About this ALS research news
Author: Press Office
Source: University of Illinois
Contact: Press Office – University of Illinois
Image: The image is in the public domain
Original Research: Open access. “A Gut Feeling in Amyotrophic Lateral Sclerosis: Microbiome of Mice and Men” by Sarah Martin et al., Frontiers in Cellular and Infection Microbiology
Abstract
A Gut Feeling in Amyotrophic Lateral Sclerosis: Microbiome of Mice and Men
Amyotrophic lateral sclerosis (ALS) is a devastating, progressive disease marked by degeneration of motor neurons. Its causes and mechanisms remain incompletely understood and likely involve complex interactions among host genetics, the gut microbiome, and environmental exposures. Emerging evidence points to intestinal dysfunction and microbial imbalance as contributors to ALS onset and progression, but studies connecting innate immunity and early intestinal changes to ALS pathogenesis are still limited.

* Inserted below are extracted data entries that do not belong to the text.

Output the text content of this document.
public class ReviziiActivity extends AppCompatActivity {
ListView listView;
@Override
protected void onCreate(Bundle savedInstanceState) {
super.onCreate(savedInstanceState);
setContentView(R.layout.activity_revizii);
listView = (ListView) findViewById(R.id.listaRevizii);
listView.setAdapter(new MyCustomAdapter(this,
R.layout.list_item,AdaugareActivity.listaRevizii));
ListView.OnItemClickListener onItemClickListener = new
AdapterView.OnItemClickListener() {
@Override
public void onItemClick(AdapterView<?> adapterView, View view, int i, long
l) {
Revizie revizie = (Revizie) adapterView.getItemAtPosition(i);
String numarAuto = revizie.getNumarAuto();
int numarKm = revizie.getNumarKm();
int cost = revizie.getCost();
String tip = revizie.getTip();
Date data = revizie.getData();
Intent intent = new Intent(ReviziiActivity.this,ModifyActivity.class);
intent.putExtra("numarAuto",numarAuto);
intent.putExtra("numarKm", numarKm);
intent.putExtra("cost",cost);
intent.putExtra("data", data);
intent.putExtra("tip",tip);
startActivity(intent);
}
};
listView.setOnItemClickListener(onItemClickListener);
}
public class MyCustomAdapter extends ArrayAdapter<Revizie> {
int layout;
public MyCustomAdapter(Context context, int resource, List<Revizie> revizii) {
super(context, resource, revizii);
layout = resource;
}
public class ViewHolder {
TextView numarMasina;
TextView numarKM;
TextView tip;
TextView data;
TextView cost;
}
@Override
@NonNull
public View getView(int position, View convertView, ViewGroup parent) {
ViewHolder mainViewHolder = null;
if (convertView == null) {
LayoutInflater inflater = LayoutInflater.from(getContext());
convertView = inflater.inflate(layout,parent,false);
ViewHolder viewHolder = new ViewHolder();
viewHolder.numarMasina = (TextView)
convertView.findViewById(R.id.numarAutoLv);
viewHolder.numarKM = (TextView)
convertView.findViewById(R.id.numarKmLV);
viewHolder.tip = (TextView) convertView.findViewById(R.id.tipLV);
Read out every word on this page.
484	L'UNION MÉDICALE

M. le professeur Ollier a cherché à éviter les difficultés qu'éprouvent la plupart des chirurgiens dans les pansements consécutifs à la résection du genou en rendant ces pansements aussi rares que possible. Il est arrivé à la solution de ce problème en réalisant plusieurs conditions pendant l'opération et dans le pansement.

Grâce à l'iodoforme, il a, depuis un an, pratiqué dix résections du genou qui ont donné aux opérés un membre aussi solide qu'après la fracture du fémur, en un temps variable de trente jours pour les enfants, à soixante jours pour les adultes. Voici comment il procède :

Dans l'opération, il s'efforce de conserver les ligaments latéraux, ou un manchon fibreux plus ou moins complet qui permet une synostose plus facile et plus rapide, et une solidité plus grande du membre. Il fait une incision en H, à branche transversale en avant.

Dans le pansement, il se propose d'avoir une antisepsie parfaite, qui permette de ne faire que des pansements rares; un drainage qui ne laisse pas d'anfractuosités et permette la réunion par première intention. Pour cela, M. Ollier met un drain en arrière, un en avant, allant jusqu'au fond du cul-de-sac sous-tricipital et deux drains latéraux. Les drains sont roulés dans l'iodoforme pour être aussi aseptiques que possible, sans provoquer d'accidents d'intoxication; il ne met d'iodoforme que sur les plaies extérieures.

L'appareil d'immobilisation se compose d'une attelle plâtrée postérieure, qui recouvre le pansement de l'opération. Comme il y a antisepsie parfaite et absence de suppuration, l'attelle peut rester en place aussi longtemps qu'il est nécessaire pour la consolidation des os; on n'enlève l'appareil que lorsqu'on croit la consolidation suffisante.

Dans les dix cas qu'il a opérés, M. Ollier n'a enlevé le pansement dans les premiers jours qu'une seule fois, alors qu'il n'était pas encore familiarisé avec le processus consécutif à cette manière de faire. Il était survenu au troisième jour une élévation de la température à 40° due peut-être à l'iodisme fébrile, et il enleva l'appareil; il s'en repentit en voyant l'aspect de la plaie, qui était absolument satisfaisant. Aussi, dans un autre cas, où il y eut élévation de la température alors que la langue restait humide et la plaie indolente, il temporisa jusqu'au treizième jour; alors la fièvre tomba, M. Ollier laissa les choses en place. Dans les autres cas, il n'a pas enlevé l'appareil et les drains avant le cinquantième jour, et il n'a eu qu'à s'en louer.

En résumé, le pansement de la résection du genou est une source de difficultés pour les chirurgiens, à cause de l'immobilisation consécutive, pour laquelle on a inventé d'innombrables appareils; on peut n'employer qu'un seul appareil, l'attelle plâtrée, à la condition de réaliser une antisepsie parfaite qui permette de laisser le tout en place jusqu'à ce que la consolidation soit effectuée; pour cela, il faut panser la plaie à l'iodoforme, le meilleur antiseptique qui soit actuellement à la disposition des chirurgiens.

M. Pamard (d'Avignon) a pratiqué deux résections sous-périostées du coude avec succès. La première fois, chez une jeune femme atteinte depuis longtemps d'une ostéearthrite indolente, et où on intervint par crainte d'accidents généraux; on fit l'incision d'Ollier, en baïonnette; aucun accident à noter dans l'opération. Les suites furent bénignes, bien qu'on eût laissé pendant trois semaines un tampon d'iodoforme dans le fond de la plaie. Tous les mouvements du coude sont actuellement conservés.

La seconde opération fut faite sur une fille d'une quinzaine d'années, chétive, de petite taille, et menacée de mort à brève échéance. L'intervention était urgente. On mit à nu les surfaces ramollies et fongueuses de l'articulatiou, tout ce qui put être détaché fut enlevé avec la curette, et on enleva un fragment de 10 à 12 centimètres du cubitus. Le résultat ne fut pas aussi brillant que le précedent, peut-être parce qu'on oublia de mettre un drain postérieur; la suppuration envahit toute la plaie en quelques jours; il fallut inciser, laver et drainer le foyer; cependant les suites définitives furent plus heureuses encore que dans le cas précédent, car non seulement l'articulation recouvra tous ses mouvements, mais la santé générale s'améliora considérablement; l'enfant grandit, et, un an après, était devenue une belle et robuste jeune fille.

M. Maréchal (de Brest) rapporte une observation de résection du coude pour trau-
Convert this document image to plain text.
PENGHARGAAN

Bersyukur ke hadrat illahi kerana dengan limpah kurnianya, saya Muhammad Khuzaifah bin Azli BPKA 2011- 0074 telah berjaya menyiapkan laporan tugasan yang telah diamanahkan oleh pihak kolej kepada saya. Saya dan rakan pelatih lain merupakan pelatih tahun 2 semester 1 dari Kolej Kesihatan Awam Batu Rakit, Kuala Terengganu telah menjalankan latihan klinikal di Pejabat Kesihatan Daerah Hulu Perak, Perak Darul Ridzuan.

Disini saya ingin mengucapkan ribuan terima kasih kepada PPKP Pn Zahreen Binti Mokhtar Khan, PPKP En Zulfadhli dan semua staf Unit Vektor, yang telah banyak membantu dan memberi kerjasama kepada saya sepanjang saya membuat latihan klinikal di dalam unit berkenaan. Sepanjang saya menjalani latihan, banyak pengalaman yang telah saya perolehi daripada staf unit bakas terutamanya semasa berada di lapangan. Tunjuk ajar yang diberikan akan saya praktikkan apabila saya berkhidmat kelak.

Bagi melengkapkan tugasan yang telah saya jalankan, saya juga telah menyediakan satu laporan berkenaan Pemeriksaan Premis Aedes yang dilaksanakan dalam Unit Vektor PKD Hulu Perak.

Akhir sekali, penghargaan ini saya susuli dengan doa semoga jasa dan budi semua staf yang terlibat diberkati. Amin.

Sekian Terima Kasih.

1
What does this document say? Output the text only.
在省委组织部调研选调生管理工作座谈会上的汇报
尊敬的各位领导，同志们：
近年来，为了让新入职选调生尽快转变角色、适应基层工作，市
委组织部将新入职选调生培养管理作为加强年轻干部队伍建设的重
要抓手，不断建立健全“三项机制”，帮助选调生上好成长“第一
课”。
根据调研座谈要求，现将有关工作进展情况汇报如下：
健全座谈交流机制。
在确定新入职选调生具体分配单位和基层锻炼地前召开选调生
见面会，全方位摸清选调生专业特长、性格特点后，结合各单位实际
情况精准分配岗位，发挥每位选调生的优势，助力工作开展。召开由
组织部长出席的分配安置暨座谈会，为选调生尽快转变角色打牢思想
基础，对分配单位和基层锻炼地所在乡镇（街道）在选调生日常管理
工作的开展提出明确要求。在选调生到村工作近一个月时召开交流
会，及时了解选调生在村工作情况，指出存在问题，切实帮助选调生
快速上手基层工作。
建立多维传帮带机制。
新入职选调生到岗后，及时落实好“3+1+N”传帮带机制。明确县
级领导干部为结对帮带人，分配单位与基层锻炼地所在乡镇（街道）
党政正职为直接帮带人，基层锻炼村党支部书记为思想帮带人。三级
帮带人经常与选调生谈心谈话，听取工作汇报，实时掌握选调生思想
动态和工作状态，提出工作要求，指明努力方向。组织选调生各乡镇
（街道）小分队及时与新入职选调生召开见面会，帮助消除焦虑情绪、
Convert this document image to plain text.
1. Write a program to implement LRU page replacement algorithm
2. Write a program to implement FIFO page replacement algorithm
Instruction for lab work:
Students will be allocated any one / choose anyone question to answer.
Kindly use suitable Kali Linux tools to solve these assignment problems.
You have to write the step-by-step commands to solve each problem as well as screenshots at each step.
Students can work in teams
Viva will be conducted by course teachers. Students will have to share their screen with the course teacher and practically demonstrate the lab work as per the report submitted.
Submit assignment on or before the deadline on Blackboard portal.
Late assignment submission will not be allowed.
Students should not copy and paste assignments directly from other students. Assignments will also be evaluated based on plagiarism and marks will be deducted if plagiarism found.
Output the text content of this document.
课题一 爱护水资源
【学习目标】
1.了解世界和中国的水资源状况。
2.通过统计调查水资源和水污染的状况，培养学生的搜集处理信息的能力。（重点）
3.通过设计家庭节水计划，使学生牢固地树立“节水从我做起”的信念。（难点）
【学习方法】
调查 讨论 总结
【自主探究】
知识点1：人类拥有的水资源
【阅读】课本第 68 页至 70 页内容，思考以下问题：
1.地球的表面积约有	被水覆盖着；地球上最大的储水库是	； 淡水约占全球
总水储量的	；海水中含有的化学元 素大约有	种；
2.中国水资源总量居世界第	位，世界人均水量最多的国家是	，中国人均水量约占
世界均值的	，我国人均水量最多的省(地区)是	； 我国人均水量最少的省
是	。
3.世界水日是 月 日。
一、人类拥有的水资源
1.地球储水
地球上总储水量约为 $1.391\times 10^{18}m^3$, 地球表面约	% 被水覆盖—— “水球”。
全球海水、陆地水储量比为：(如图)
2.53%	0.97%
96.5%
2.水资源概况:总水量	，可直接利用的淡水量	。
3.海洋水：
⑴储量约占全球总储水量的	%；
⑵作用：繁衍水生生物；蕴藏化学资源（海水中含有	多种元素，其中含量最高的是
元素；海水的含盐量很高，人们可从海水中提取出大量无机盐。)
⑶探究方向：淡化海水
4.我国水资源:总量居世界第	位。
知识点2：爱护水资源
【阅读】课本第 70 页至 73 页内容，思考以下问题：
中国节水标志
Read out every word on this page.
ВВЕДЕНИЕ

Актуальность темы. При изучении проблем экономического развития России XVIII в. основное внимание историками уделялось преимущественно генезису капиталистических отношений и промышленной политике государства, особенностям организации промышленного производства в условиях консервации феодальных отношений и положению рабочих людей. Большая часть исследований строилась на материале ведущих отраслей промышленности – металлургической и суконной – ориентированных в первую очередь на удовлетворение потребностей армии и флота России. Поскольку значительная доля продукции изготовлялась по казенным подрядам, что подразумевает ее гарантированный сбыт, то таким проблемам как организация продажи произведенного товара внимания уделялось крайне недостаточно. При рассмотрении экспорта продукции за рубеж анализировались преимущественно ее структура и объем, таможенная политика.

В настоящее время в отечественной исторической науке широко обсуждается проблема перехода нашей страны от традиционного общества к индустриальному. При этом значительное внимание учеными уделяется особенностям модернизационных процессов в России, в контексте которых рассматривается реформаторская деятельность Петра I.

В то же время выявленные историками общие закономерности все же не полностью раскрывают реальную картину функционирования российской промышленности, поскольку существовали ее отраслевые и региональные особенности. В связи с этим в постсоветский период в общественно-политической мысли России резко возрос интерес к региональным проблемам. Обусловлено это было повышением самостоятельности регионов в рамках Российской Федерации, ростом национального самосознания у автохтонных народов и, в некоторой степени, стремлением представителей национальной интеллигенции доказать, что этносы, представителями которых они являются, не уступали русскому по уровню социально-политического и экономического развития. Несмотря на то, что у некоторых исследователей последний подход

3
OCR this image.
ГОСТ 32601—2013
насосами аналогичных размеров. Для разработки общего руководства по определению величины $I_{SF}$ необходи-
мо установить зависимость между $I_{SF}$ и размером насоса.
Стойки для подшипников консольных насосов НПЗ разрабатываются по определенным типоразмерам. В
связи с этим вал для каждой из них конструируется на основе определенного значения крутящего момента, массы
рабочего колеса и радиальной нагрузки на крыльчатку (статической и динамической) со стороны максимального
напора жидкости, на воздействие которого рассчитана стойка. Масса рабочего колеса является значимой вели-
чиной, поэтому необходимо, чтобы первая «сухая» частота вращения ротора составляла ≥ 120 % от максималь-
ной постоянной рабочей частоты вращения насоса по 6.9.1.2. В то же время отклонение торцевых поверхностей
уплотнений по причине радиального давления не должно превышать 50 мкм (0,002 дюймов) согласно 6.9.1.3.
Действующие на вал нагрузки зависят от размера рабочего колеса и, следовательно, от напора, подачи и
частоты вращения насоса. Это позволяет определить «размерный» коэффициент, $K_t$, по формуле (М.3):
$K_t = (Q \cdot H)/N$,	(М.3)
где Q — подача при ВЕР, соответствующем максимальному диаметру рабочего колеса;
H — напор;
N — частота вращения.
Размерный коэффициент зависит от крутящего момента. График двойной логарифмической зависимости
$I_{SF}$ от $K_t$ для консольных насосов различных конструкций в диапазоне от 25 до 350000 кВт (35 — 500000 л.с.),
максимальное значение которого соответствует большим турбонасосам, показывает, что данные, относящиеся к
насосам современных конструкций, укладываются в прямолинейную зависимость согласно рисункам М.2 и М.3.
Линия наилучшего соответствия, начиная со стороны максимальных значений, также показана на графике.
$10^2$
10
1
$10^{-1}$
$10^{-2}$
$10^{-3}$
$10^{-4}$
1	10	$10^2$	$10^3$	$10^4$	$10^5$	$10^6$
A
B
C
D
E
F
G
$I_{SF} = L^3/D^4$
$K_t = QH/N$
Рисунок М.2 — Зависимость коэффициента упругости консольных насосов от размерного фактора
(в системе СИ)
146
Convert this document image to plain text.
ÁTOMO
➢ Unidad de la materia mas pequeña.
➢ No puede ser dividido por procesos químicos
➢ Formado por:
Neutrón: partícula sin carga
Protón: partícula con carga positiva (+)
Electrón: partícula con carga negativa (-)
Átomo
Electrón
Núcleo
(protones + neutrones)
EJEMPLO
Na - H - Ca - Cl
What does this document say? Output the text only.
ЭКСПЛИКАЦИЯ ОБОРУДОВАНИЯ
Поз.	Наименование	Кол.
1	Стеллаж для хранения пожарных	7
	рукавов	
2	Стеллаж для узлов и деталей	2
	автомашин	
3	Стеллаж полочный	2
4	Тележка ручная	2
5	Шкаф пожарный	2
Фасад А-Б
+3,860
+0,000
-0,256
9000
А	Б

Gastrointestinal symptoms reported by individuals before an ALS diagnosis are often overlooked in clinical practice. This review synthesizes human and animal research on GI symptoms, microbiome alterations, dietary factors, metabolites, and potential therapeutic approaches that target intestinal function and microbial communities. Identifying when and how microbial metabolites influence ALS progression will be essential to developing earlier diagnosis and more effective treatments—not only for ALS but potentially for other neurodegenerative disorders as well.